De Raad ziet aanleiding om het Uwv te veroordelen in de kosten die appellante in verband met de behandeling van het beroep en het hoger beroep redelijkerwijs heeft moeten maken. De proceskosten worden, ingevolge het Besluit proceskosten bestuursrecht, begroot op € 1.674,‑ in beroep (één punt voor het indienen van het beroepschrift en één punt voor het verschijnen ter zitting) en € 1.674,- in hoger beroep (één punt voor het indienen van het hogerberoepschrift en één punt voor het verschijnen ter zitting). In totaal bedraagt de proceskostenvergoeding voor de aan appellante door een derde beroepsmatig verleende rechtsbijstand € 3.348,-.

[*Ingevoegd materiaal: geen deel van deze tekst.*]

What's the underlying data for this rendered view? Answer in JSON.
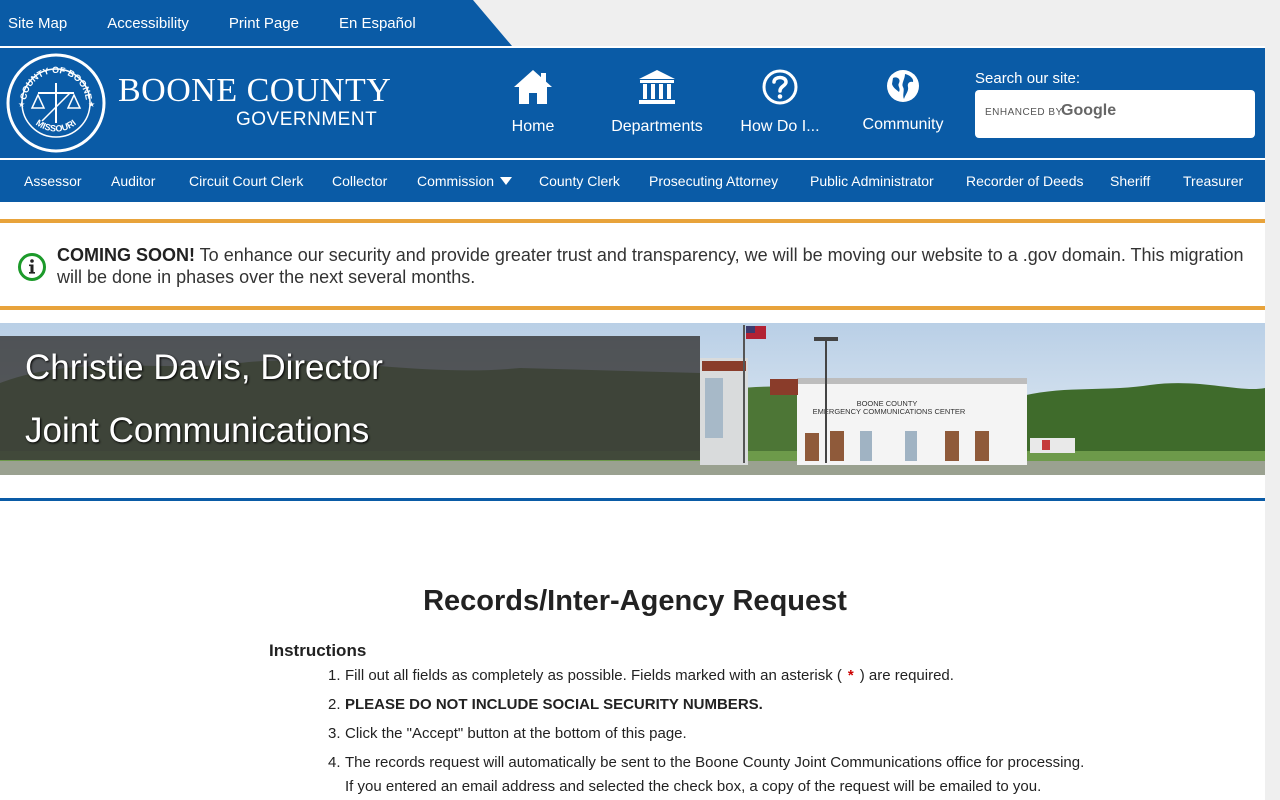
{
  "utility": {
    "links": [
      "Site Map",
      "Accessibility",
      "Print Page",
      "En Español"
    ]
  },
  "brand": {
    "seal_top": "COUNTY OF BOONE",
    "seal_bottom": "MISSOURI",
    "title": "BOONE COUNTY",
    "subtitle": "GOVERNMENT"
  },
  "main_nav": {
    "items": [
      {
        "label": "Home",
        "icon": "home-icon"
      },
      {
        "label": "Departments",
        "icon": "building-icon"
      },
      {
        "label": "How Do I...",
        "icon": "question-icon"
      },
      {
        "label": "Community",
        "icon": "globe-icon"
      }
    ]
  },
  "search": {
    "label": "Search our site:",
    "enhanced": "ENHANCED BY",
    "provider": "Google",
    "placeholder": ""
  },
  "dept_nav": {
    "items": [
      "Assessor",
      "Auditor",
      "Circuit Court Clerk",
      "Collector",
      "Commission",
      "County Clerk",
      "Prosecuting Attorney",
      "Public Administrator",
      "Recorder of Deeds",
      "Sheriff",
      "Treasurer"
    ]
  },
  "alert": {
    "heading": "COMING SOON!",
    "body": " To enhance our security and provide greater trust and transparency, we will be moving our website to a .gov domain. This migration will be done in phases over the next several months."
  },
  "banner": {
    "line1": "Christie Davis, Director",
    "line2": "Joint Communications",
    "building_sign_1": "BOONE COUNTY",
    "building_sign_2": "EMERGENCY COMMUNICATIONS CENTER"
  },
  "content": {
    "title": "Records/Inter-Agency Request",
    "instructions_heading": "Instructions",
    "steps": [
      {
        "n": "1.",
        "pre": "Fill out all fields as completely as possible. Fields marked with an asterisk (",
        "mark": "*",
        "post": ") are required."
      },
      {
        "n": "2.",
        "text": "PLEASE DO NOT INCLUDE SOCIAL SECURITY NUMBERS."
      },
      {
        "n": "3.",
        "text": "Click the \"Accept\" button at the bottom of this page."
      },
      {
        "n": "4.",
        "text": "The records request will automatically be sent to the Boone County Joint Communications office for processing.",
        "text2": "If you entered an email address and selected the check box, a copy of the request will be emailed to you."
      }
    ]
  },
  "colors": {
    "brand_blue": "#0a5ba6",
    "alert_orange": "#e8a33b",
    "alert_green": "#1c9a2a",
    "required_red": "#cc0000"
  }
}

Ook dient het Uwv het door appellante in beroep en hoger beroep betaalde griffierecht te vergoeden.

BESLISSING

De Centrale Raad van Beroep
- veroordeelt het Uwv in de proceskosten van appellante tot een bedrag van € 3.348,-;
- bepaalt dat het Uwv aan appellante het in beroep en hoger beroep betaalde griffierecht van in totaal € 182,- vergoedt.
Deze uitspraak is gedaan door E.J.J.M. Weyers, in tegenwoordigheid van M.D.F. de Moor als griffier. De beslissing is uitgesproken in het openbaar op 8 november 2023.